Second exhibition at Kent Fine Art: Dorothea Tanning, Eleven Paintings. Work at Christian Guerin etching studio.
Stephen Schlesinger Gallery, New York, exhibition of collages: Emotions. And at Runkel-Hue-Williams in London, oils and works on paper: Between Lives.
An exhibition: Messages, works on paper, all about bicycles and gorillas, at Nahan Contemporary, New York. A first acquaintance with Key West to escape from New York winter.
Retrospective Print Exhibition at New York Public Library. And a new book, Volcanic Holiday, by poet James Merrill with eight color etchings by Dorothea Tanning.
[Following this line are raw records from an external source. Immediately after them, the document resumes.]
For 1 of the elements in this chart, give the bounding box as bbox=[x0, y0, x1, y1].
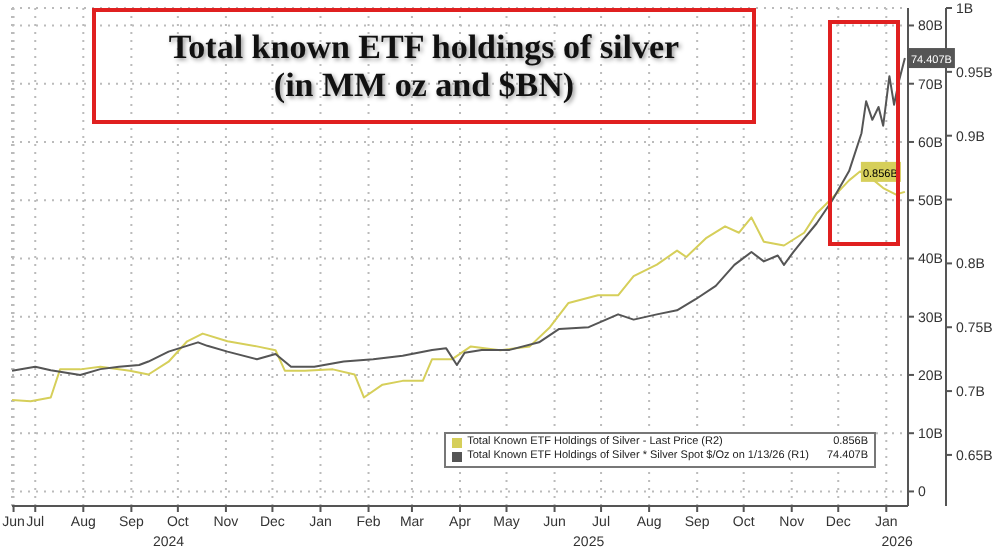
text: Total known ETF holdings of silver (in MM oz and $BN) bbox=[166, 28, 682, 104]
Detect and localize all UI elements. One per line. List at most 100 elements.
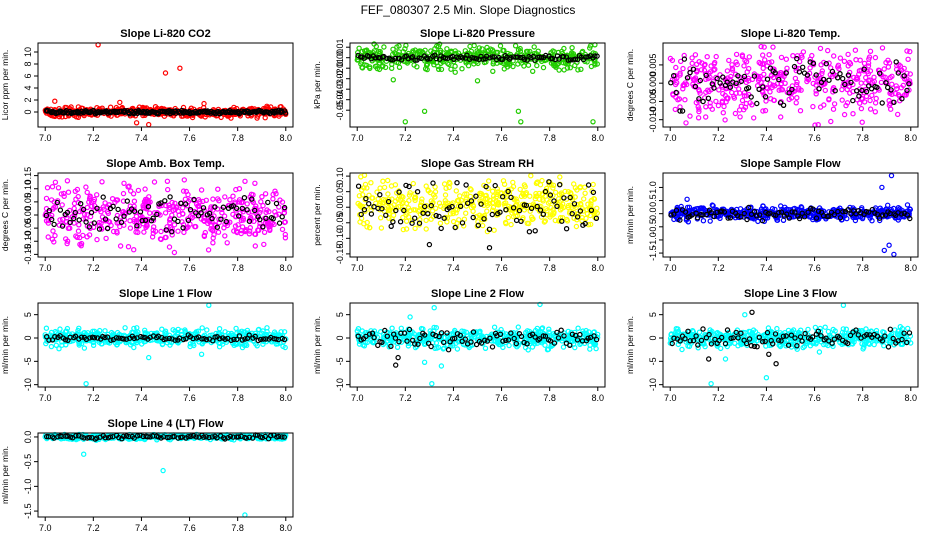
data-point-subset bbox=[249, 196, 255, 202]
data-point-subset bbox=[848, 79, 854, 86]
data-point-all bbox=[437, 220, 444, 226]
data-point-all bbox=[62, 236, 69, 242]
data-point-all bbox=[572, 185, 579, 191]
data-point-all bbox=[51, 199, 57, 205]
data-point-all bbox=[121, 180, 127, 186]
data-point-all bbox=[388, 183, 395, 189]
data-point-subset bbox=[158, 200, 164, 206]
data-point-all bbox=[741, 90, 748, 96]
data-point-all bbox=[444, 46, 450, 52]
data-point-all bbox=[503, 220, 509, 227]
data-point-all bbox=[761, 44, 767, 50]
data-point-all bbox=[48, 343, 55, 350]
data-point-all bbox=[258, 207, 264, 213]
x-tick-label: 7.8 bbox=[231, 133, 244, 143]
data-point-all bbox=[905, 325, 911, 332]
data-point-subset bbox=[96, 226, 103, 232]
x-tick-label: 7.2 bbox=[712, 263, 725, 273]
data-point-all bbox=[133, 120, 140, 126]
data-point-all bbox=[394, 204, 400, 211]
y-tick-label: -5 bbox=[335, 357, 345, 365]
x-tick-label: 7.6 bbox=[495, 133, 508, 143]
x-tick-label: 7.2 bbox=[399, 133, 412, 143]
data-point-all bbox=[489, 207, 496, 213]
data-point-all bbox=[423, 226, 429, 232]
data-point-subset bbox=[457, 203, 464, 209]
data-point-all bbox=[766, 52, 772, 58]
data-point-all bbox=[76, 234, 83, 241]
data-point-all bbox=[52, 179, 59, 185]
data-point-all bbox=[881, 247, 888, 254]
data-point-subset bbox=[282, 110, 289, 116]
data-point-subset bbox=[233, 205, 240, 211]
data-point-all bbox=[103, 217, 110, 223]
data-point-subset bbox=[263, 215, 269, 221]
data-point-all bbox=[162, 210, 169, 216]
data-point-all bbox=[49, 236, 56, 242]
data-point-all bbox=[850, 110, 856, 117]
data-point-subset bbox=[735, 73, 741, 79]
data-point-subset bbox=[733, 80, 739, 87]
data-point-all bbox=[389, 65, 395, 72]
data-point-subset bbox=[281, 204, 288, 211]
data-point-all bbox=[141, 205, 147, 211]
data-point-all bbox=[201, 233, 208, 240]
data-point-all bbox=[865, 63, 872, 69]
data-point-all bbox=[361, 185, 367, 191]
data-point-all bbox=[382, 64, 389, 71]
data-point-all bbox=[813, 91, 819, 97]
data-point-all bbox=[481, 214, 487, 220]
x-tick-label: 7.8 bbox=[543, 393, 556, 403]
data-point-all bbox=[680, 65, 686, 72]
data-point-all bbox=[826, 60, 832, 66]
x-tick-label: 7.2 bbox=[87, 393, 100, 403]
data-point-subset bbox=[445, 347, 452, 353]
data-point-subset bbox=[582, 220, 588, 227]
y-tick-label: 0.10 bbox=[23, 180, 33, 198]
data-point-subset bbox=[102, 216, 109, 222]
data-point-all bbox=[443, 185, 449, 191]
data-point-subset bbox=[497, 209, 503, 215]
data-point-subset bbox=[754, 100, 760, 107]
data-point-all bbox=[430, 213, 436, 220]
x-tick-label: 7.0 bbox=[664, 133, 677, 143]
data-point-subset bbox=[786, 90, 792, 96]
data-point-all bbox=[216, 326, 223, 332]
data-point-all bbox=[201, 215, 208, 221]
data-point-all bbox=[575, 325, 581, 331]
data-point-all bbox=[673, 64, 679, 71]
data-point-all bbox=[703, 89, 709, 96]
data-point-all bbox=[371, 41, 377, 47]
data-point-all bbox=[378, 215, 384, 221]
data-point-all bbox=[468, 187, 474, 193]
data-point-all bbox=[894, 86, 900, 92]
data-point-all bbox=[716, 87, 722, 93]
data-point-all bbox=[500, 47, 506, 54]
data-point-all bbox=[240, 199, 246, 205]
data-point-all bbox=[117, 214, 124, 220]
data-point-all bbox=[372, 63, 379, 70]
data-point-all bbox=[891, 251, 897, 258]
data-point-subset bbox=[684, 75, 691, 81]
data-point-all bbox=[841, 111, 848, 118]
data-point-subset bbox=[195, 212, 202, 219]
x-tick-label: 7.0 bbox=[39, 133, 52, 143]
data-point-subset bbox=[681, 56, 688, 62]
data-point-subset bbox=[473, 56, 480, 62]
data-point-all bbox=[711, 61, 717, 67]
data-point-subset bbox=[561, 195, 567, 201]
data-point-all bbox=[205, 220, 211, 227]
data-point-all bbox=[403, 218, 410, 224]
data-point-all bbox=[210, 227, 216, 233]
data-point-subset bbox=[459, 220, 466, 226]
data-point-all bbox=[872, 109, 879, 115]
data-point-all bbox=[406, 192, 413, 198]
data-point-subset bbox=[826, 77, 832, 83]
y-tick-label: 0 bbox=[23, 335, 33, 340]
data-point-all bbox=[550, 185, 556, 191]
data-point-subset bbox=[393, 207, 399, 214]
data-point-subset bbox=[385, 198, 392, 205]
data-point-subset bbox=[885, 84, 891, 91]
data-point-all bbox=[871, 78, 878, 85]
data-point-subset bbox=[113, 216, 119, 222]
Retrospective of Painting, Drawing and Sculpture at Malmö Konsthall, Malmö, Sweden. The same retrospective moves to London in September: Camden Arts Centre.
Dorothea Tanning establishes the Wallace Stevens Award for mastery in the art of poetry, awarded annually by the American Academy of Poets.
A monograph on the arist’s work is published by George Braziller, New York.
A series of twelve large-scale canvases depicting imaginary flowers painted over six months. These images inspire twelve poems by contemporary poets, and they are published together in Another Language of Flowers (George Braziller, New York).
Exhibitions of the flower paintings at the National Academy of Design and later at the Zabriskie Gallery. Exhibition of the past two decades’ work at the Boston University Art Gallery.
Small retrospective exhibition at the Philadelphia Museum of Art, celebrating its acquisition of the painting Birthday.
Publishes an expanded memoir, Between Lives, (W.W. Norton, New York). Exhibitions of works on paper at La Maison Française, New York University, and the Zabriskie Gallery.
Publishes two books: A Table of Content: Poems (Graywolf Press, St. Paul), and a short novel, Chasm: A Weekend (Overlook Press, New York).
Dorothea Tanning continues to write and publish poetry.
Publishes her second book of poetry, Coming to That: Poems (Graywolf Press, Minneapolis).
Dorothea Tanning died at her home in New York City on January 31, 2012. She was 101 years old.